Nel colloquio pubblicato su Avvenire del 20 luglio 2025, Soltanovsky ripete più volte che la Russia desidera la pace, apprezza l’azione diplomatica del Papa e partecipa agli scambi umanitari. Parla di telefonate con Leone XIV, della missione di Zuppi e delle liste di bambini da restituire. Parole misurate, parole di pace.
Eppure, mentre si afferma che Mosca “non considera nemico il popolo ucraino” e che “non colpisce i civili”, la missione dell’ONU per i diritti umani denuncia 106 casi documentati di prigionieri ucraini torturati e uccisi tra l’agosto 2024 e il maggio 2025. Corpi senza ferite d’arma, ma con organi interni spappolati. Testimonianze di sopravvissuti parlano di sevizie, fame, stupri e umiliazioni. Alcuni, liberati nei recenti scambi, sono morti poche settimane dopo essere tornati a casa.
Si tratta di una contraddizione plateale e moralmente insostenibile: da un lato, l’immagine di una diplomazia “costruttiva” e “aperta al dialogo” con la Santa Sede; dall’altro, le testimonianze raccapriccianti che arrivano dal fronte orientale del continente europeo.
Non si tratta solo di propaganda o deformazione giornalistica. I dati delle Nazioni Unite, le autopsie forensi e le confessioni di soldati russi catturati mostrano un quadro di crimini sistemici, non isolati. A questi si aggiunge la tragedia dei bambini ucraini trasferiti in Russia: mentre l’ambasciatore ne minimizza il numero, le autorità internazionali parlano di migliaia di minori coinvolti in una deportazione silenziosa.

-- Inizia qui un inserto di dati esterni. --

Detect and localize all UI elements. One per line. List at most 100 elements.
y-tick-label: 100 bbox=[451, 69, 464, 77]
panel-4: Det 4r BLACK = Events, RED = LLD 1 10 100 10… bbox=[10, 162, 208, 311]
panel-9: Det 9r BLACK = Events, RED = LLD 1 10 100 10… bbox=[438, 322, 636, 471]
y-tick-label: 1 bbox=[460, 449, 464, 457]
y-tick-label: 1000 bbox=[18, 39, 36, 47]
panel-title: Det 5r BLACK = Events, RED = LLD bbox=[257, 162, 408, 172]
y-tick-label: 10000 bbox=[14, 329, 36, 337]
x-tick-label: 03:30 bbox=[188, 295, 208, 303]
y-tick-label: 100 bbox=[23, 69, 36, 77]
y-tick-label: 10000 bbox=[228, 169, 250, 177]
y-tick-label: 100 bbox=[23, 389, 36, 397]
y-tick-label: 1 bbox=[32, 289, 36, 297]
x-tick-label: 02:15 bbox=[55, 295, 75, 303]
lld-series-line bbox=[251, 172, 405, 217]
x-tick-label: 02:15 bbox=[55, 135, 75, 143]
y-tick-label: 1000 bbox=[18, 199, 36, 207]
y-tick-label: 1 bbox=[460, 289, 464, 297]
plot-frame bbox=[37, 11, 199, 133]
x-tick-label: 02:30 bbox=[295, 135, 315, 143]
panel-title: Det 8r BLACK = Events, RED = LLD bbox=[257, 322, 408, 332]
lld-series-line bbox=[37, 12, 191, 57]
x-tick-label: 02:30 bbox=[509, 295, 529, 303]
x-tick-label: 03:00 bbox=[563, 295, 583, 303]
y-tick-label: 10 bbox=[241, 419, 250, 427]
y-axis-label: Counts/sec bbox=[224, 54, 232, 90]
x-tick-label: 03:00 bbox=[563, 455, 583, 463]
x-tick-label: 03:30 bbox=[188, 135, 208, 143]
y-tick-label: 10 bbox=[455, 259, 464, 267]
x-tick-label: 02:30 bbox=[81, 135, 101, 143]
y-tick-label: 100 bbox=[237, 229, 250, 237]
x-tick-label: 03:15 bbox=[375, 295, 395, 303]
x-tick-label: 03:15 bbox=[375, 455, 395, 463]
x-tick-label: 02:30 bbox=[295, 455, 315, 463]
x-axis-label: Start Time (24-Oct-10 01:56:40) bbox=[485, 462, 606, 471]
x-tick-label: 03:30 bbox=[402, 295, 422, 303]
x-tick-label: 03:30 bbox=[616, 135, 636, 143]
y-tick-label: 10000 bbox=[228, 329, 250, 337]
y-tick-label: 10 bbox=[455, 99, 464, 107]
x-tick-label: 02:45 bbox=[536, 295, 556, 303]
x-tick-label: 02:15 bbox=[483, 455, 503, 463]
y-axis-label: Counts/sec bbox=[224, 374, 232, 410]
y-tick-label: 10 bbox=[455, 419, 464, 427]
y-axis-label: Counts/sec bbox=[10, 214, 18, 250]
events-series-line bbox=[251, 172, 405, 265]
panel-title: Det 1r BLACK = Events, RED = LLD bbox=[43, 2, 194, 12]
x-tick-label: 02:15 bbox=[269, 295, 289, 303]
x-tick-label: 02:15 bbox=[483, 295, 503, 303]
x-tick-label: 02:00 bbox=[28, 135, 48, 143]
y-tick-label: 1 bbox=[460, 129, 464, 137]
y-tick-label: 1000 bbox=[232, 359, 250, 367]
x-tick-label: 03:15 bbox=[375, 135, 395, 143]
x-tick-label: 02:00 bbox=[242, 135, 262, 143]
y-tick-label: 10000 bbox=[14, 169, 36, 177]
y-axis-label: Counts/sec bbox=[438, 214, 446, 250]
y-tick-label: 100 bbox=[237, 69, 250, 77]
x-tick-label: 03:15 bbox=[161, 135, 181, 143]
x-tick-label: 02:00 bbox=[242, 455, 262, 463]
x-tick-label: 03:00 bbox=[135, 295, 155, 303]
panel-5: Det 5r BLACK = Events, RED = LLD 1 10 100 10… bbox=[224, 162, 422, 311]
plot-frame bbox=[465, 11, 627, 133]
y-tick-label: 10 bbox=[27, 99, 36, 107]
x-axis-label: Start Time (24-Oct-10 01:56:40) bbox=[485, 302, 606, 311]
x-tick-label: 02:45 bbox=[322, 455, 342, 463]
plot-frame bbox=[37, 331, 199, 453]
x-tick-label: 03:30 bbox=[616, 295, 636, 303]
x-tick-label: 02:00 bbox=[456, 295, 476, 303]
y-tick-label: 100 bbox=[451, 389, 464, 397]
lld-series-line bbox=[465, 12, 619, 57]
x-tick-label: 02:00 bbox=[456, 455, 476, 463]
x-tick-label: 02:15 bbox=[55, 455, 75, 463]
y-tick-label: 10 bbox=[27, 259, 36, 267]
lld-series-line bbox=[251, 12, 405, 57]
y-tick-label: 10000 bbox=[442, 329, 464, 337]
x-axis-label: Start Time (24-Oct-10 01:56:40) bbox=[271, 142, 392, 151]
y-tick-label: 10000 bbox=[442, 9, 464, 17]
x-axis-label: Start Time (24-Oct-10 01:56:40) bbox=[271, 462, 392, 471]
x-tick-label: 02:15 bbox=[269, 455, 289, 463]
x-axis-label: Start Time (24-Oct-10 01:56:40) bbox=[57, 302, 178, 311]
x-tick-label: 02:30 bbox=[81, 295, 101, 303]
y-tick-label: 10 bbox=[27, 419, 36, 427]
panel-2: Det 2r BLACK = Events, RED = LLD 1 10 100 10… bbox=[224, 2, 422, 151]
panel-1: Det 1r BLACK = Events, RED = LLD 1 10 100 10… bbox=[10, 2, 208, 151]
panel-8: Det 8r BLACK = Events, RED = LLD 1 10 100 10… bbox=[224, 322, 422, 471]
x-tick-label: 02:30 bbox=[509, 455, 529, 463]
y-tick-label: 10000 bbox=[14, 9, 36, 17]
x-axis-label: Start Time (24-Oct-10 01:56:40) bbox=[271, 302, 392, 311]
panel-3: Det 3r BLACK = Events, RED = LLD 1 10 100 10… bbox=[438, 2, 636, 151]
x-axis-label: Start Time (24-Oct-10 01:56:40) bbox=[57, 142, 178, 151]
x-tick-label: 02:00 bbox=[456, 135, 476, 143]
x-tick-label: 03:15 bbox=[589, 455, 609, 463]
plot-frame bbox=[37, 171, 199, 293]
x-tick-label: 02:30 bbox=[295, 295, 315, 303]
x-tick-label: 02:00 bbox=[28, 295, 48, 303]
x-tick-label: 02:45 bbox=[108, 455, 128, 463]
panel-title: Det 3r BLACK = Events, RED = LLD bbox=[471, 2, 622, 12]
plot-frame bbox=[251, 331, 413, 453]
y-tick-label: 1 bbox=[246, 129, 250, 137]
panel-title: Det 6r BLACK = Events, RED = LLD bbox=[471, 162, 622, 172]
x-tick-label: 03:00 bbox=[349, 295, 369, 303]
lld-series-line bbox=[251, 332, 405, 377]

Nel cuore di Roma, il rappresentante del Cremlino ribadisce che “l’Europa non può esistere senza la Russia” e che “la discriminazione della Chiesa ortodossa canonica in Ucraina è inammissibile”. Ma chi tutela i diritti fondamentali dei prigionieri? Chi parla della distruzione sistematica della dignità umana nei campi russi?
Non si nega il valore della diplomazia vaticana, né la buona fede del cardinale Zuppi. Ma è necessario uno scarto critico. La Santa Sede non può essere usata come vetrina morale da un regime che, mentre parla di pace e spiritualità, pratica la tortura e la guerra sporca. Le parole di Leone XIV sulla pace devono restare limpide e forti. E i suoi inviati devono poter dire, senza ambiguità: la verità non può mai essere neutrale quando l’ingiustizia si fa sistema.